New Policy for Drug Testing of Athletes Surfaces at Dickinson

Rachael Franchini ’19, Editor-in-Chief

A new drug testing policy that creates automatic sanctioning for drug offenses and allows for random selection and frequency of testing of athletes was approved for Dickinson’s Athletic Department for the beginning of the 2016 fall semester.

According to Joe Giunta, director of athletics, the goal of the new program is to “encourage and protect the health and safety of our student-athletes, promote fair play in competition and provide a consistent baseline of accountability from sport to sport.”

Athletes that are subject to testing will be randomly tested a few times per academic year, reports Giunta. The random selection, the acquisition of the sample and the evaluation of the sample will be done by Quest Diagnostics, whom Giunta qualifies as “a leader in the health care industry.”

The drug policy creates automatic sanctioning for drug offenses for athletes who test positive, and does not include a right to appeal.

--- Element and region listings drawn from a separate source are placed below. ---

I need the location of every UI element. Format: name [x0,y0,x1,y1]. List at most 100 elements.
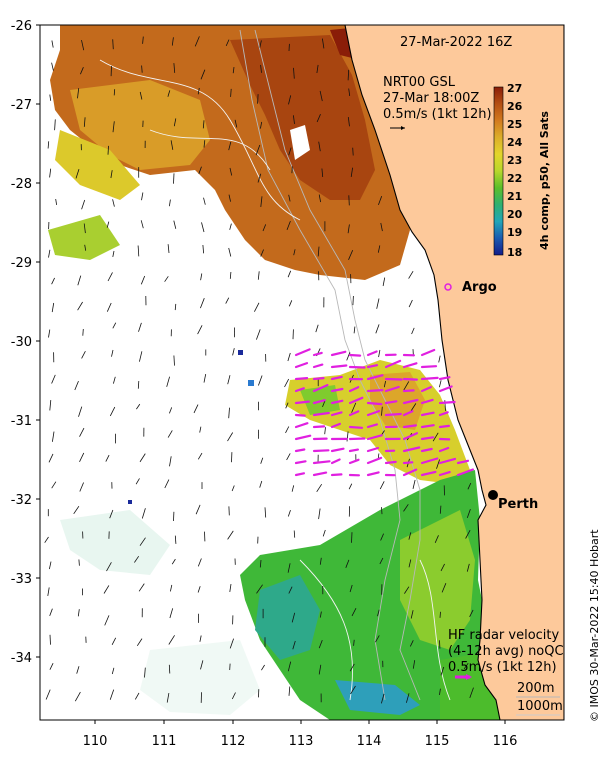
wind-arrow [54,119,56,131]
wind-arrow [466,563,470,572]
y-tick-label: -33 [11,572,32,587]
radar-arrow [348,353,362,357]
wind-arrow [164,276,169,282]
wind-arrow [260,121,263,129]
wind-arrow [112,322,117,329]
wind-arrow [261,664,265,671]
wind-arrow [169,456,172,467]
y-tick-label: -29 [11,256,32,271]
wind-arrow [260,64,262,73]
wind-arrow [73,505,80,515]
wind-arrow [168,664,171,674]
wind-arrow [284,378,290,388]
radar-arrow [402,461,414,465]
wind-arrow [169,407,173,414]
radar-arrow [420,470,437,477]
wind-arrow [229,271,232,279]
wind-arrow [167,430,173,438]
radar-arrow [348,410,360,417]
radar-arrow [384,377,403,381]
wind-arrow [84,244,87,251]
radar-arrow [294,422,309,429]
wind-arrow [381,693,385,704]
wind-arrow [288,194,291,202]
wind-arrow [109,689,115,700]
wind-arrow [106,221,110,228]
wind-arrow [288,300,293,307]
wind-arrow [138,583,145,592]
radar-arrow [348,425,364,429]
wind-arrow [264,507,267,518]
wind-arrow [318,664,322,675]
wind-arrow [403,504,409,512]
wind-arrow [351,532,353,543]
wind-arrow [173,220,177,229]
wind-arrow [112,199,115,207]
radar-title-line1: HF radar velocity [448,628,560,643]
wind-arrow [410,610,414,619]
wind-vectors [44,36,474,704]
wind-arrow [112,121,115,133]
wind-arrow [51,277,55,285]
sst-pixel [238,350,243,355]
wind-arrow [260,457,264,464]
wind-arrow [408,532,412,540]
wind-title-line3: 0.5m/s (1kt 12h) [383,107,492,122]
wind-arrow [49,94,52,101]
wind-arrow [285,402,289,409]
radar-arrow [402,432,418,441]
wind-arrow [197,325,203,335]
wind-arrow [104,615,110,626]
wind-arrow [229,584,232,592]
wind-arrow [318,194,321,203]
wind-arrow [410,403,417,412]
wind-arrow [169,608,174,619]
wind-arrow [349,584,353,593]
wind-arrow [288,147,292,156]
wind-arrow [82,328,84,336]
radar-arrow [294,460,307,465]
radar-arrow [402,410,414,417]
wind-arrow [257,173,262,183]
radar-arrow [294,387,305,393]
wind-arrow [228,407,230,419]
wind-arrow [141,508,146,519]
wind-arrow [80,67,84,75]
wind-arrow [288,95,292,105]
radar-arrow [438,471,451,477]
radar-arrow [366,434,383,441]
wind-arrow [258,375,263,386]
wind-arrow [259,480,263,488]
wind-arrow [287,509,291,517]
wind-arrow [409,640,414,647]
radar-arrow [312,384,329,393]
wind-arrow [321,168,324,178]
wind-arrow [254,302,260,312]
wind-arrow [318,639,323,649]
sst-south-patch [60,470,505,720]
wind-arrow [436,459,440,469]
wind-arrow [324,427,326,435]
radar-arrow [420,386,432,393]
radar-arrow [420,365,438,369]
wind-arrow [201,222,205,233]
wind-arrow [229,223,232,230]
radar-arrow [366,364,379,369]
radar-arrow [420,376,439,381]
wind-arrow [412,660,416,669]
wind-arrow [348,195,350,206]
wind-arrow [259,40,262,48]
radar-arrow [348,458,360,465]
wind-arrow [195,504,201,515]
wind-arrow [78,406,83,417]
wind-arrow [288,586,293,594]
wind-arrow [79,482,84,492]
wind-arrow [255,144,261,156]
wind-arrow [47,141,50,149]
radar-arrow [330,473,343,477]
wind-arrow [286,453,291,461]
wind-arrow [202,244,204,254]
wind-arrow [348,483,353,490]
wind-arrow [113,376,116,384]
wind-arrow [350,685,356,695]
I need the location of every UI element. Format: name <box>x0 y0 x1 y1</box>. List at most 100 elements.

The repercussions depend on the prior record of the student-athlete, the circumstances of the violation and “other pertinent factors.”

According to the Dickinson College community standards, the right to appeal a decision made by hearing panel or hearing officer following a formal resolution is permitted for all other violations of community standards, including but not limited to, discriminatory conduct, hazing, theft, and damage to property.

“All those who were involved in developing this policy felt that the outcome of a positive test provides definitive proof of a violation of the policy,” states Giunta.  “Therefore, there is no room for an appeal.”

Within the document, there is no information about the specific details or outline for testing, which, Giunta maintains, was left intentionally vague to “allow for maximum flexibility.”  The testing company, Quest Diagnosis, was also not mentioned by name in the document.

“The name of the company was omitted in case a compelling reason might cause us to make a change, such as the company going out of business, changing to a less convenient location or dramatically increas[ing] their costs… However, I have shared [the name of the company] with each [sports] team.”

“I have met with every team individually…I have addressed specific details about the program, how and why it was developed, and allowed time to answer all the questions they may have,” Giunta says.  “It has been a great exercise and I feel, based on their responses that the large majority of student-athletes understand the commitment it takes to be a student-athlete, especially at an institution like Dickinson, and respect what we are trying to do with the new policy.”

Leah Guzick ’20, a member of the college’s volleyball team, states, “Since I’m a first-year, I wasn’t around for the previous drug testing policy.  I think it’s a good idea to have one that applies to all athletes the same way.”

Football player Michael Sinclair ’18, however, expressed, “I think a general agreement is that all sport teams already have [drug testing] policies, many harsher than the new policy.  So, most athletes don’t really care about the policy.”

There was no student involvement in the creation of the new policy, however “it was our intention to involve students in the educational initiatives upon SAAC [Student Athlete Advisory Committee]’s return to campus for the new academic year,” states Giunta. “The majority of the research for this new policy was completed in the spring semester and developed over the summer while students were not on campus.”

In terms of the educational initiatives of the new program, they are “still in the development stage.” The partnership with SAAC will “ensure [that] the educational benefits are meaningful and substantial.”